Even before the pandemic began, some researchers viewed hair pulling as a way of coping with unprocessed loss. The onset of trichotillomania is often accompanied by a traumatic event — the death of a loved one, a divorce, the beginnings of puberty — so the connection between compulsive hair pulling and grief is not unheard of, even in contemporary literature. What’s striking is the portrayal of hair pulling as a means of communicating pain, one resorted to when verbal communication is not an option. Hair pulling, in its clinical form, is not a culturally sanctified ritual like it was for the Ancient Greeks. It does, however, become ritualized by the individual as a means of not only releasing pain, but expressing that pain to others.

I can’t help but think that hair pulling, despite its unsavory nature, makes sense in these pandemic times. Pulling out my hair is a reliable way of soothing my distress, one that is always available to me, even if (and especially if) I am alone. The behavior provides me with a sense of control in a world spinning wildly off course.

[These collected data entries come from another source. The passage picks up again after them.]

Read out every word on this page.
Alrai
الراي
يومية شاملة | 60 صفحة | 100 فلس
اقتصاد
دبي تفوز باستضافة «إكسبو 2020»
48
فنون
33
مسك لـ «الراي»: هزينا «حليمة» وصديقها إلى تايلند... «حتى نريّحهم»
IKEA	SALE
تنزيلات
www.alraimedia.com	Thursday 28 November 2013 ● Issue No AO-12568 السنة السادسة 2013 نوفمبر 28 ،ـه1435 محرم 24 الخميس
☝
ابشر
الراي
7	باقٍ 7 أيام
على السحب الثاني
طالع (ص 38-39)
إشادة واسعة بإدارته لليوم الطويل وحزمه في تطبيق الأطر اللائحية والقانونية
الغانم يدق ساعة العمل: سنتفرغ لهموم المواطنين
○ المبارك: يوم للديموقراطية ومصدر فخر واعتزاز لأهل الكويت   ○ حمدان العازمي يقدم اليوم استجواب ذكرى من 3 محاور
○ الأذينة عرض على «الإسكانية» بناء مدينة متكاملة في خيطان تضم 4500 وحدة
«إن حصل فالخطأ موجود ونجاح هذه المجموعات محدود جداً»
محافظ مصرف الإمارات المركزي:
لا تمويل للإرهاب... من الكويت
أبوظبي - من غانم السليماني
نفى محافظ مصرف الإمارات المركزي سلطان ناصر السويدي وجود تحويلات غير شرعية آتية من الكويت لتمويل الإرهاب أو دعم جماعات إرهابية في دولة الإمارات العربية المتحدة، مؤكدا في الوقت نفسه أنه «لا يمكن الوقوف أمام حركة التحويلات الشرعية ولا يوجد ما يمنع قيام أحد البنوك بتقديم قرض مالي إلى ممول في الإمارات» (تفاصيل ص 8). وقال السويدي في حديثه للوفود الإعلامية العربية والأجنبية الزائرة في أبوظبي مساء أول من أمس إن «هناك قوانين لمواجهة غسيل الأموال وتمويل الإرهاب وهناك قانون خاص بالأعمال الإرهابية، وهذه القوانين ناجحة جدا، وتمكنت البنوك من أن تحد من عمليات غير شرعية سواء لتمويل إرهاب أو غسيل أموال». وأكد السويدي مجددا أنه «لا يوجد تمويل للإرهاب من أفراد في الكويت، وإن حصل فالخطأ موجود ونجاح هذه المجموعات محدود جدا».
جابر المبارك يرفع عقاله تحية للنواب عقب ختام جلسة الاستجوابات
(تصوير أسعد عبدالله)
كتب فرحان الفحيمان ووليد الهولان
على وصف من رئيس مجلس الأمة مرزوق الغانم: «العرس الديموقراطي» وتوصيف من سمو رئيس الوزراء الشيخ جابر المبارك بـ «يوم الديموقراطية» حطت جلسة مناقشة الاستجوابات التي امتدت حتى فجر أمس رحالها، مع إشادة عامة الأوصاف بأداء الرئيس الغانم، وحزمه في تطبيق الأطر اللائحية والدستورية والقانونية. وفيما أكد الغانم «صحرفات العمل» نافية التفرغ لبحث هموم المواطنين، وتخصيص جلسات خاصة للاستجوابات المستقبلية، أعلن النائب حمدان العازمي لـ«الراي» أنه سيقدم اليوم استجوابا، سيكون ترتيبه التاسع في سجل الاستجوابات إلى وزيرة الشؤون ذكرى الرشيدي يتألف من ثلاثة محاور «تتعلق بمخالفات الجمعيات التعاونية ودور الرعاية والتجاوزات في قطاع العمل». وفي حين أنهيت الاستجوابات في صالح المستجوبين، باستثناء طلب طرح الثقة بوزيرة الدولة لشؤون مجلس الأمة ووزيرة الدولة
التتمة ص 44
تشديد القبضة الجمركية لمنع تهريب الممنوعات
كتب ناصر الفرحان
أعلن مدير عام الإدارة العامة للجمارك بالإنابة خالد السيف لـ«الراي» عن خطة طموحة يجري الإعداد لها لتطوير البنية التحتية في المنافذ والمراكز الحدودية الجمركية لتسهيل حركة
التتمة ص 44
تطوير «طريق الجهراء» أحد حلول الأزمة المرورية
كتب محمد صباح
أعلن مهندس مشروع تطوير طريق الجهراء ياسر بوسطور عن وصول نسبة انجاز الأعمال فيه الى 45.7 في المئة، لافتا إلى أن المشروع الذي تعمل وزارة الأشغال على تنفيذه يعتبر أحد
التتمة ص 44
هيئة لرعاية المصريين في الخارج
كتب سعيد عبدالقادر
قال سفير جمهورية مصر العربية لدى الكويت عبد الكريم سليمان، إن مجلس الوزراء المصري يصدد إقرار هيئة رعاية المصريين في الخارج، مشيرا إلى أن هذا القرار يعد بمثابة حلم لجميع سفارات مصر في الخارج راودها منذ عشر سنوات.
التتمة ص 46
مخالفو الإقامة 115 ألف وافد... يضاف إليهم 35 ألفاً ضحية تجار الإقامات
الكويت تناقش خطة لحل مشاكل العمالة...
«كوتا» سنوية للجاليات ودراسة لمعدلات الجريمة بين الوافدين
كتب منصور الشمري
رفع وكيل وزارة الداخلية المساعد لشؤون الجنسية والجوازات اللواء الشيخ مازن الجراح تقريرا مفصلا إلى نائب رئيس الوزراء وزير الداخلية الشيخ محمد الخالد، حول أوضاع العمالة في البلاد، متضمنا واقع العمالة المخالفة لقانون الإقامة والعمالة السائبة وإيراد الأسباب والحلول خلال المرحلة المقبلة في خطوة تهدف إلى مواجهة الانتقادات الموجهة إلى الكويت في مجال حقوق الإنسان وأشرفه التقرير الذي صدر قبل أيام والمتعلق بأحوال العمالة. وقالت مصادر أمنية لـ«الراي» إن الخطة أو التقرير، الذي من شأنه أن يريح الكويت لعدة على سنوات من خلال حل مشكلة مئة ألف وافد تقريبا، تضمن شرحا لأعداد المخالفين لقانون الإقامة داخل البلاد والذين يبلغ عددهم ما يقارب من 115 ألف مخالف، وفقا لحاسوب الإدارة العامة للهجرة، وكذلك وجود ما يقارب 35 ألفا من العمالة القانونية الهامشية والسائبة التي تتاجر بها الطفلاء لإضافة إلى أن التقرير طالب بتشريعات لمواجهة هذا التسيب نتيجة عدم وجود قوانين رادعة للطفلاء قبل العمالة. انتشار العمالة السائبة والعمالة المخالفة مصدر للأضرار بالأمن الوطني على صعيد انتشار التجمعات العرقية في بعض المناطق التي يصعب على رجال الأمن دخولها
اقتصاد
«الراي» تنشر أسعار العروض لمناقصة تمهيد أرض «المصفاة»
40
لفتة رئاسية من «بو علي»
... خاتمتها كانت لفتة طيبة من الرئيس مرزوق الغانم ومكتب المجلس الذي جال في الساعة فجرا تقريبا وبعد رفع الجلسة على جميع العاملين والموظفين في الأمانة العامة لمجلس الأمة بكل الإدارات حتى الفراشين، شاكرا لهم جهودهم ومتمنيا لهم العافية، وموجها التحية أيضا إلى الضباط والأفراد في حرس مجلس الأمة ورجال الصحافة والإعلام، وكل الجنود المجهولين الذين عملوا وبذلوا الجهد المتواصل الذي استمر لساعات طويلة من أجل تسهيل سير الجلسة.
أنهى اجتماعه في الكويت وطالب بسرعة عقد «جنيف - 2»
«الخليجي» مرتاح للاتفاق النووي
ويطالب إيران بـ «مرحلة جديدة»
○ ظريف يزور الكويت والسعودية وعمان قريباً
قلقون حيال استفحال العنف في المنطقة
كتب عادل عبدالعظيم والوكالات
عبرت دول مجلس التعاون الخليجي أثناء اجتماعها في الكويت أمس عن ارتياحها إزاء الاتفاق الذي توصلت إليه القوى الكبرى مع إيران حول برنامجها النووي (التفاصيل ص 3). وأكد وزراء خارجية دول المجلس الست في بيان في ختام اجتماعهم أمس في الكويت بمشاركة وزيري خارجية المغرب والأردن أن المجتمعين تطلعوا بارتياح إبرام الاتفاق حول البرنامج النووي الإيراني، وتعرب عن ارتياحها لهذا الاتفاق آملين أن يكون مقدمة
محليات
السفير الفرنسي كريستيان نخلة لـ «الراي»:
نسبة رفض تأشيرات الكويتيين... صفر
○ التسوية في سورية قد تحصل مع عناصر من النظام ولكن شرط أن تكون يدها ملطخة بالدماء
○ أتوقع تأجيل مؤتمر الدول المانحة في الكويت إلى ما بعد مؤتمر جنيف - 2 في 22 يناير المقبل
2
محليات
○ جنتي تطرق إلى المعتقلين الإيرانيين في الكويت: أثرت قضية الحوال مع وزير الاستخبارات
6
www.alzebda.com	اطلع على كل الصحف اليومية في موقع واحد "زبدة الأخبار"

Many people have found other tourniquets to instability: an extra glass of wine with dinner, multi-hour Netflix marathons, online shopping sprees. Of course I wish I could stop pulling out my hair. But I also respect my body’s well-meaning, if misplaced, efforts to manage losses that are unprecedented. In her memoir Blow Your House Down, Gina Frangello poses a pertinent question: “What is the line… between living in a sick world and becoming sick?” Maybe we’ve reached a point where seemingly irrational compulsions become rational, when our sicknesses are less a reflection of ourselves than of the society we live in. After all, isn’t the world crazy enough for all of us to want to pull our hair out a little?

Now, when I look in the mirror each morning, I see my version of “pandemic hair”: a close-cropped buzz cut, bald patches spreading across the sides of my head, a dime-shaped spot behind my right ear. My scalp seems more like a marker of time than a marker of loss. Each inch of exposed skin maps to a different moment in the pandemic: the thin area along the crown from lockdown, that patch above my temple from my grandmother’s Zoom funeral. Of course, time and loss are linked. Each passing day presents a new gradation of grief, a further blurring of the bounds between “normalcy” and “sickness.” Another jolt of loneliness amidst the pandemic’s ongoingness. Someday I hope to find the voice — maybe these words are a start — to unmoor myself from old ways of communicating pain, empowering me to externalize my grief through connection rather than compulsion. Until then, I’ll extend myself some compassion. We could all use more of that right now.